Balancing kinetic thumps, steely scrapes and ghostly melodic wafts, this cello and double bass tussle recalls the lairy improv battles between John Edwards and Tom Wheatley documented by London’s Earshots Recordings, although the pugilistic onslaught of those tapes (‘Yoke’ and ‘Yoke II’) is tempered here by a slightly more reflective air. This may be due to Motl and Borden’s work with contemporary composition – both players’ biographies reveal an eye-opening array of work in that field – which could, arguably, bring an awareness of pace and structure to the organic give and take characteristic of improvisation meet-ups the world over. Not this duo are in any way inhibited as they crash through tempestuous arco swathes, jolting percussive incursions and foreboding low-end grind with abandon. The result is a pleasingly caustic blast of stringed mayhem, the pair doubling down for a session that combines technique with intuition in fine proportion.

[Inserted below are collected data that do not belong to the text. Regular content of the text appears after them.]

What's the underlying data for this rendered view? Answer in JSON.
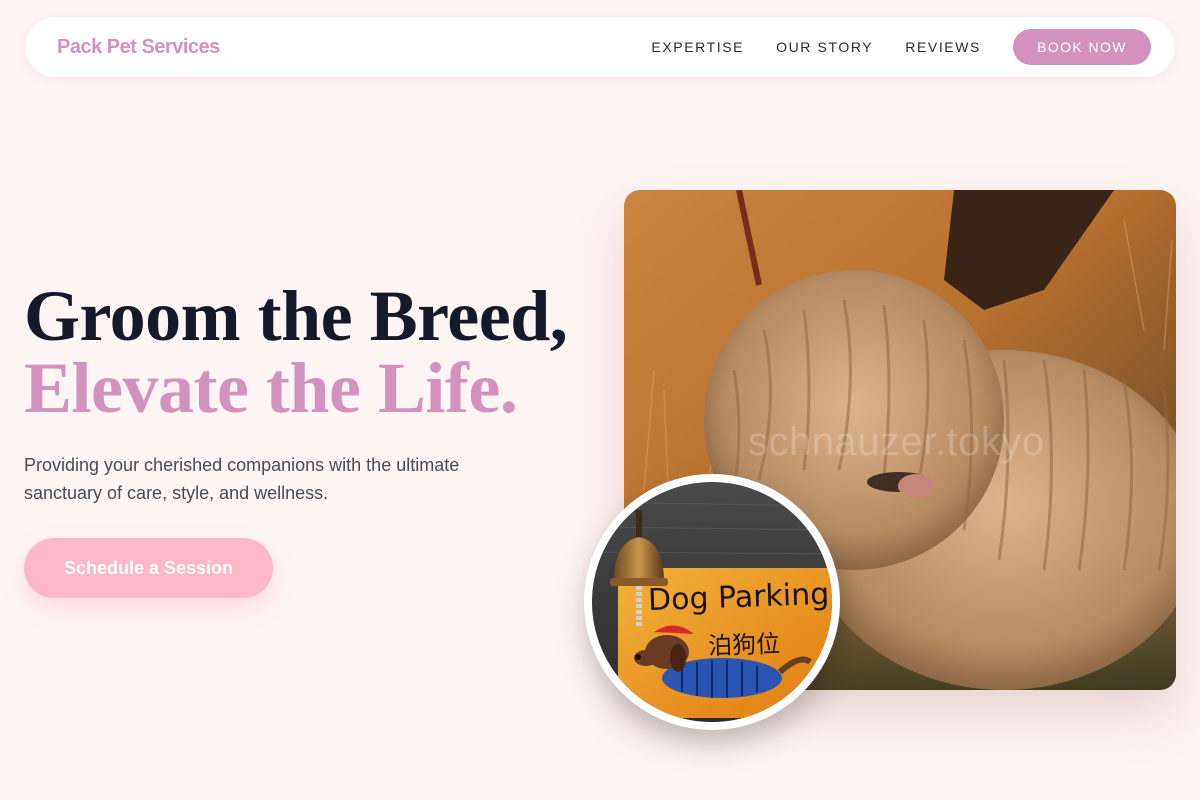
{
  "brand": "Pack Pet Services",
  "nav": {
    "links": [
      "EXPERTISE",
      "OUR STORY",
      "REVIEWS"
    ],
    "cta": "BOOK NOW"
  },
  "hero": {
    "title_line1": "Groom the Breed,",
    "title_line2": "Elevate the Life.",
    "subtitle": "Providing your cherished companions with the ultimate sanctuary of care, style, and wellness.",
    "cta": "Schedule a Session"
  },
  "images": {
    "main_watermark": "schnauzer.tokyo",
    "sign_text": "Dog Parking",
    "sign_cn": "泊狗位"
  },
  "colors": {
    "background": "#fff5f5",
    "accent": "#d391bd",
    "cta_pink": "#ffb7c9",
    "heading": "#141a2a"
  }
}
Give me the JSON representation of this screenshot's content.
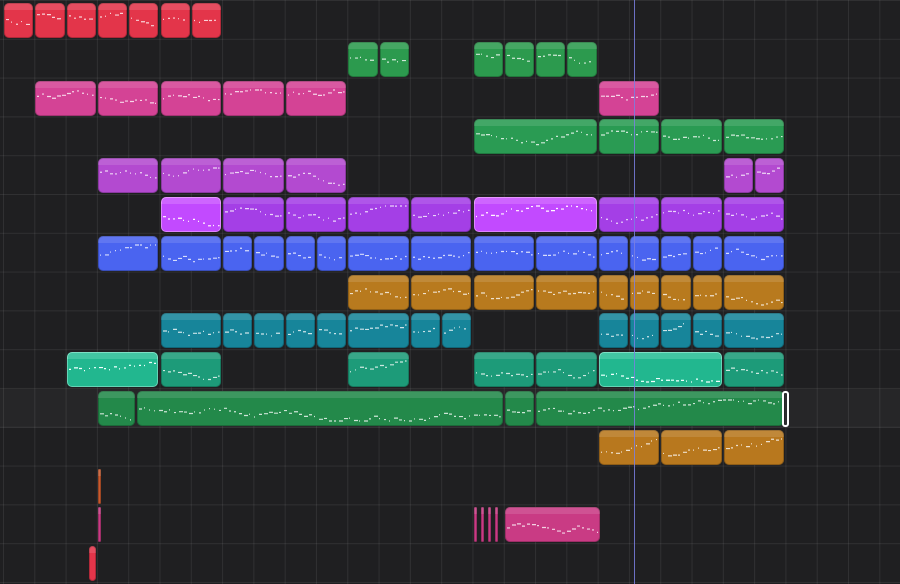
{
  "colors": {
    "background": "#1f1f21",
    "playhead": "#7a7fe0"
  },
  "playhead_time": 20.0,
  "tracks": [
    {
      "color": "#e3354a",
      "regions": [
        [
          0,
          1
        ],
        [
          1,
          1
        ],
        [
          2,
          1
        ],
        [
          3,
          1
        ],
        [
          4,
          1
        ],
        [
          5,
          1
        ],
        [
          6,
          1
        ]
      ]
    },
    {
      "color": "#2c9a4e",
      "regions": [
        [
          11,
          1
        ],
        [
          12,
          1
        ],
        [
          15,
          1
        ],
        [
          16,
          1
        ],
        [
          17,
          1
        ],
        [
          18,
          1
        ]
      ]
    },
    {
      "color": "#d44395",
      "regions": [
        [
          1,
          2
        ],
        [
          3,
          2
        ],
        [
          5,
          2
        ],
        [
          7,
          2
        ],
        [
          9,
          2
        ],
        [
          19,
          2
        ]
      ]
    },
    {
      "color": "#2a9b53",
      "regions": [
        [
          15,
          4
        ],
        [
          19,
          2
        ],
        [
          21,
          2
        ],
        [
          23,
          2
        ]
      ]
    },
    {
      "color": "#b34ad0",
      "regions": [
        [
          3,
          2
        ],
        [
          5,
          2
        ],
        [
          7,
          2
        ],
        [
          9,
          2
        ],
        [
          23,
          1
        ],
        [
          24,
          1
        ]
      ]
    },
    {
      "color": "#a43fe6",
      "regions": [
        [
          5,
          2,
          "sel"
        ],
        [
          7,
          2
        ],
        [
          9,
          2
        ],
        [
          11,
          2
        ],
        [
          13,
          2
        ],
        [
          15,
          4,
          "sel"
        ],
        [
          19,
          2
        ],
        [
          21,
          2
        ],
        [
          23,
          2
        ]
      ]
    },
    {
      "color": "#4a64f0",
      "regions": [
        [
          3,
          2
        ],
        [
          5,
          2
        ],
        [
          7,
          1
        ],
        [
          8,
          1
        ],
        [
          9,
          1
        ],
        [
          10,
          1
        ],
        [
          11,
          2
        ],
        [
          13,
          2
        ],
        [
          15,
          2
        ],
        [
          17,
          2
        ],
        [
          19,
          1
        ],
        [
          20,
          1
        ],
        [
          21,
          1
        ],
        [
          22,
          1
        ],
        [
          23,
          2
        ]
      ]
    },
    {
      "color": "#b87a1e",
      "regions": [
        [
          11,
          2
        ],
        [
          13,
          2
        ],
        [
          15,
          2
        ],
        [
          17,
          2
        ],
        [
          19,
          1
        ],
        [
          20,
          1
        ],
        [
          21,
          1
        ],
        [
          22,
          1
        ],
        [
          23,
          2
        ]
      ]
    },
    {
      "color": "#17859a",
      "regions": [
        [
          5,
          2
        ],
        [
          7,
          1
        ],
        [
          8,
          1
        ],
        [
          9,
          1
        ],
        [
          10,
          1
        ],
        [
          11,
          2
        ],
        [
          13,
          1
        ],
        [
          14,
          1
        ],
        [
          19,
          1
        ],
        [
          20,
          1
        ],
        [
          21,
          1
        ],
        [
          22,
          1
        ],
        [
          23,
          2
        ]
      ]
    },
    {
      "color": "#1d9b79",
      "regions": [
        [
          2,
          3,
          "sel"
        ],
        [
          5,
          2
        ],
        [
          11,
          2
        ],
        [
          15,
          2
        ],
        [
          17,
          2
        ],
        [
          19,
          4,
          "sel"
        ],
        [
          23,
          2
        ]
      ]
    },
    {
      "color": "#23894a",
      "regions": [
        [
          3,
          1.25
        ],
        [
          4.25,
          11.75
        ],
        [
          16,
          1
        ],
        [
          17,
          8
        ]
      ]
    },
    {
      "color": "#b8781e",
      "regions": [
        [
          19,
          2
        ],
        [
          21,
          2
        ],
        [
          23,
          2
        ]
      ]
    },
    {
      "color": "#c95a2e",
      "regions": [
        [
          3,
          0.15
        ]
      ]
    },
    {
      "color": "#c93b84",
      "regions": [
        [
          3,
          0.17
        ],
        [
          15,
          0.17
        ],
        [
          15.23,
          0.17
        ],
        [
          15.46,
          0.17
        ],
        [
          15.69,
          0.17
        ],
        [
          16,
          3.1
        ]
      ]
    },
    {
      "color": "#e3354a",
      "regions": [
        [
          2.7,
          0.3
        ]
      ]
    }
  ]
}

Motl’s bass playing shows the same fluency and grit exhibited on his solo ‘Transmogrification’ from earlier in the year, particularly on ‘Hokum’, where his frantic, jazzy runs lend bouncing grooves to Borden’s cello swoops. The opening third of this track is like some lost Mingus jam, all insouciant saunter and balletic skips through the aether. Soon, however, Motl swaps fingers for bow, at first adding quizzical textural phrases to Borden’s swirl, then joining in to whip up a vortex of woody, rushing tones. By the end the pair are matching high wails with testy clatters before everything evaporates in a pungent cloud of woodsmoke.

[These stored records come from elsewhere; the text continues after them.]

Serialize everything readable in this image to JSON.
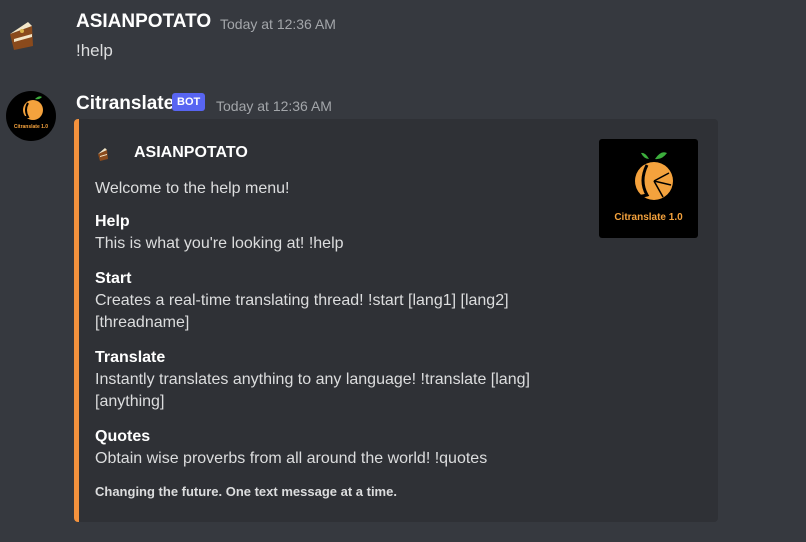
{
  "messages": [
    {
      "author": "ASIANPOTATO",
      "timestamp": "Today at 12:36 AM",
      "content": "!help",
      "avatar_icon": "potato-cake-icon"
    },
    {
      "author": "Citranslate",
      "badge": "BOT",
      "timestamp": "Today at 12:36 AM",
      "avatar_icon": "citranslate-orange-logo",
      "avatar_label": "Citranslate 1.0",
      "embed": {
        "accent_color": "#f4923d",
        "author": "ASIANPOTATO",
        "author_icon": "potato-cake-icon",
        "description": "Welcome to the help menu!",
        "fields": [
          {
            "name": "Help",
            "value": "This is what you're looking at! !help"
          },
          {
            "name": "Start",
            "value": "Creates a real-time translating thread! !start [lang1] [lang2] [threadname]"
          },
          {
            "name": "Translate",
            "value": "Instantly translates anything to any language! !translate [lang] [anything]"
          },
          {
            "name": "Quotes",
            "value": "Obtain wise proverbs from all around the world! !quotes"
          }
        ],
        "footer": "Changing the future. One text message at a time.",
        "thumbnail_icon": "citranslate-orange-logo",
        "thumbnail_label": "Citranslate 1.0"
      }
    }
  ],
  "colors": {
    "background": "#36393f",
    "embed_background": "#2f3136",
    "bot_badge": "#5865f2",
    "orange": "#f4923d"
  }
}
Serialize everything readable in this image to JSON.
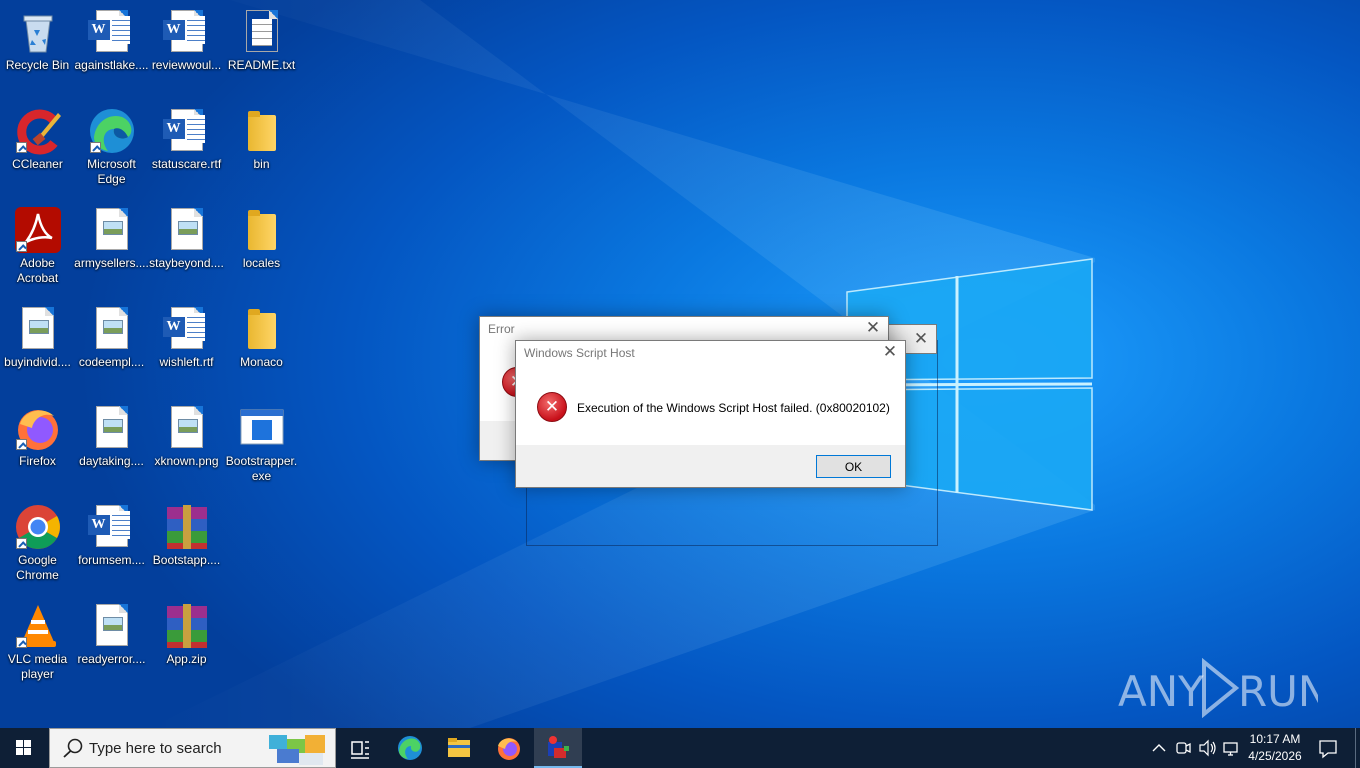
{
  "desktop": {
    "icons": [
      {
        "label": "Recycle Bin",
        "type": "recycle-bin"
      },
      {
        "label": "againstlake....",
        "type": "word"
      },
      {
        "label": "reviewwoul...",
        "type": "word"
      },
      {
        "label": "README.txt",
        "type": "text"
      },
      {
        "label": "CCleaner",
        "type": "ccleaner"
      },
      {
        "label": "Microsoft Edge",
        "type": "edge"
      },
      {
        "label": "statuscare.rtf",
        "type": "word"
      },
      {
        "label": "bin",
        "type": "folder"
      },
      {
        "label": "Adobe Acrobat",
        "type": "acrobat"
      },
      {
        "label": "armysellers....",
        "type": "image"
      },
      {
        "label": "staybeyond....",
        "type": "image"
      },
      {
        "label": "locales",
        "type": "folder"
      },
      {
        "label": "buyindivid....",
        "type": "image"
      },
      {
        "label": "codeempl....",
        "type": "image"
      },
      {
        "label": "wishleft.rtf",
        "type": "word"
      },
      {
        "label": "Monaco",
        "type": "folder"
      },
      {
        "label": "Firefox",
        "type": "firefox"
      },
      {
        "label": "daytaking....",
        "type": "image"
      },
      {
        "label": "xknown.png",
        "type": "image"
      },
      {
        "label": "Bootstrapper.exe",
        "type": "exe"
      },
      {
        "label": "Google Chrome",
        "type": "chrome"
      },
      {
        "label": "forumsem....",
        "type": "word"
      },
      {
        "label": "Bootstapp....",
        "type": "rar"
      },
      {
        "label": "VLC media player",
        "type": "vlc"
      },
      {
        "label": "readyerror....",
        "type": "image"
      },
      {
        "label": "App.zip",
        "type": "rar"
      }
    ]
  },
  "dialogs": {
    "error": {
      "title": "Error",
      "close": "✕"
    },
    "wsh": {
      "title": "Windows Script Host",
      "close": "✕",
      "message": "Execution of the Windows Script Host failed. (0x80020102)",
      "ok_label": "OK"
    }
  },
  "taskbar": {
    "search_placeholder": "Type here to search",
    "pinned": [
      "task-view-icon",
      "edge-icon",
      "file-explorer-icon",
      "firefox-icon",
      "running-app-icon"
    ],
    "tray": {
      "time": "10:17 AM",
      "date": "4/25/2026"
    }
  },
  "watermark": {
    "text": "ANY RUN"
  },
  "colors": {
    "desktop_blue": "#0a78e0",
    "taskbar": "#0e1f36",
    "error_red": "#c8101a",
    "dialog_bg": "#f0f0f0"
  }
}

The brooding groan of ‘Tunnel Vision Apperception’ offers a nice contrast to this hectic pace, sandwiched as it is between ‘Hoakum’ and ‘Paideuma’, its fast-paced buddy. Clocking in at over twenty minutes, there’s plenty of time to take things slow, so Motl and Borden lay down a dissonant funereal trudge reminiscent of a rusted dreadnought heaving itself out of dry dock for one last voyage. Eight minutes in, and things have fractured into blackened shards, a series of high bowed chirrups splattering the shadowy ferric shifts with molten drops. By the end there’s some seriously acousmatic business going on, one instrument transformed into a boiling kettle on the edge of explosion, the other hurling out head-splitting bagpipe drones. It’s an admirable commitment to moving beyond virtuosity into heavy sonic meditation.